マキはカズキを鼻で笑って、見下すように睨みつけた。
ヨウコも背後でため息をついている。

「とぼける? いや、まさかお前ら、俺が盗ったっていうのかよ、そのユニフォーム」

「決まってんじゃない! ユニフォームは部室に置いてあったのよ。部室の鍵は隠してあって、それは部員しか知らないし、鍵が壊されたような様子もないの。てことは、部員の中に犯人がいるってことじゃない。つまり、アンタよ!」

恐るべき三段論法で、マキはカズキの有罪を決めつけた。
カズキはまったく身に覚えのないことに動揺し、全否定する。

「何言ってんだよ。俺がそんなことするはずないだろ! どこに証拠があるんだよ!」

「アンタ昨日、一番最後に帰ったでしょ。珍しく、居残り練習して。おかしいと思ったよ。バカズキが真面目に練習するなんて。意味ないのに」

ヨウコは吐き捨てるように言った。
確かにカズキは昨日、一番遅くまで練習して、最後に部室の鍵を閉めて帰った。

「それは、今日居残り勉強しないといけなかったから、昨日できるだけ練習しとこうと思ったんだよ。
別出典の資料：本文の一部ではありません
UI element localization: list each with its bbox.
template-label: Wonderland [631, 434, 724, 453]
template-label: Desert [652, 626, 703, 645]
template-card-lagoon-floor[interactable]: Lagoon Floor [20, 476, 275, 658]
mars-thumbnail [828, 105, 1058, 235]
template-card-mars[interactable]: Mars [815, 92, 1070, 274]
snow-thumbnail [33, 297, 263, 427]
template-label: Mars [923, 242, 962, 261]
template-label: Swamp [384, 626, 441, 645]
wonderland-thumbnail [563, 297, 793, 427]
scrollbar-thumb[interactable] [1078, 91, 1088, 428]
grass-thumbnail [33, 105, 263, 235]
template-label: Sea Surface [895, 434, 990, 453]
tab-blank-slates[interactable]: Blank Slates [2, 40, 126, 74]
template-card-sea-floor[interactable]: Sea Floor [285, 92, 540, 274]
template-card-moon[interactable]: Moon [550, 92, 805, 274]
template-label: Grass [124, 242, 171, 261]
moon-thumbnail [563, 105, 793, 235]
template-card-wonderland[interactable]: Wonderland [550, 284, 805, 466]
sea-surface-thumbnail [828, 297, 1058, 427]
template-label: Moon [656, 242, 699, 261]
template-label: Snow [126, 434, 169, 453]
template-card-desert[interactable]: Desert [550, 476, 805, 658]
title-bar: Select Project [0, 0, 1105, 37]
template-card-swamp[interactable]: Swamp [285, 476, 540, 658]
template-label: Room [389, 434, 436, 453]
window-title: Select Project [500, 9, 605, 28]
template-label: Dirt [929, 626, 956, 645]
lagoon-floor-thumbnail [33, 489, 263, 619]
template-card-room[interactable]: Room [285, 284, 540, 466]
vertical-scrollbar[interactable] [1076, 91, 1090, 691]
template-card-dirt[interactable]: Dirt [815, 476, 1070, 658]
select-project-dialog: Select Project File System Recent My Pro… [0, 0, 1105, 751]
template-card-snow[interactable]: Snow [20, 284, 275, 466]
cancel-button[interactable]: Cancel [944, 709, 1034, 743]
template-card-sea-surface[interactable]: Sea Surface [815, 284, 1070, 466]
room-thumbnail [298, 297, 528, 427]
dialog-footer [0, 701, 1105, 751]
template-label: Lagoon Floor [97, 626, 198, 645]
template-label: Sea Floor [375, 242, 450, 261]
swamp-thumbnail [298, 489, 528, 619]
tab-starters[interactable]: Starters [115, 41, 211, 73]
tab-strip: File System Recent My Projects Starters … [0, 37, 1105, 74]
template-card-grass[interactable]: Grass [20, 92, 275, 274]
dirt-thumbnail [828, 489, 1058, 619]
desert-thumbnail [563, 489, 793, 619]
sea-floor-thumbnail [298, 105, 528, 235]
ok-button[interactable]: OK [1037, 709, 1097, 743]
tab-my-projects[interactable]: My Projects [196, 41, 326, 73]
俺はいつも真面目に練習してるだろ! それだけでユニフォームを盗んだなんて、言いがかりだぞ!」

「どうだか。じゃあ、アンタが帰るときに、ユイちゃんのユニフォームはまだあったわけ?」

「いや、それは知らないけど…」

「いい加減にしなさいよ。ユイちゃんはね、昨日、確かに部室のロッカーに自分のユニフォームを置いて帰ったの。それが、朝練のときに無くなってるのに気がついて、すごい怖くなったのよ。昼休みになって、ようやく私に相談してくれたんだから」

マキの手はユイをいたわるように、その肩に置かれていた。
部長としての責任感が、カズキへの怒りに変わっているようだった。

「私たちも色々考えてみたけど、やっぱり陸上部には、アンタしかいないのよね。ユニフォーム盗むような男はさ」

「ユイちゃんは、まだ1年生なのよ。悪いと思わないの? まず、謝りなさいよ!」

まくしたてるマキとヨウコによって、すでに自分が犯人に仕立て上げられてしまっている状況に、カズキはどうしていいか分からなかった。
もともと頭の回転が早い方ではないが、この二人にかかれば、口喧嘩で勝つのは誰であろうと無理だった。

「ユイちゃん、ごめんね。こんなヤツが陸上部にいたせいで、怖い思いして」

「いえ…。あの…先輩、ユニフォーム、返してください。私、アレがないと大会に出られないんです」

1年生のユイまでもが、カズキが犯人だと信じこんでしまっているようだった。勇気を振り絞った様子で、カズキに頭を下げてくる。
カズキはもう、何がどうなっているのか分からず、とりあえず一刻でも早くこの場を離れたかった。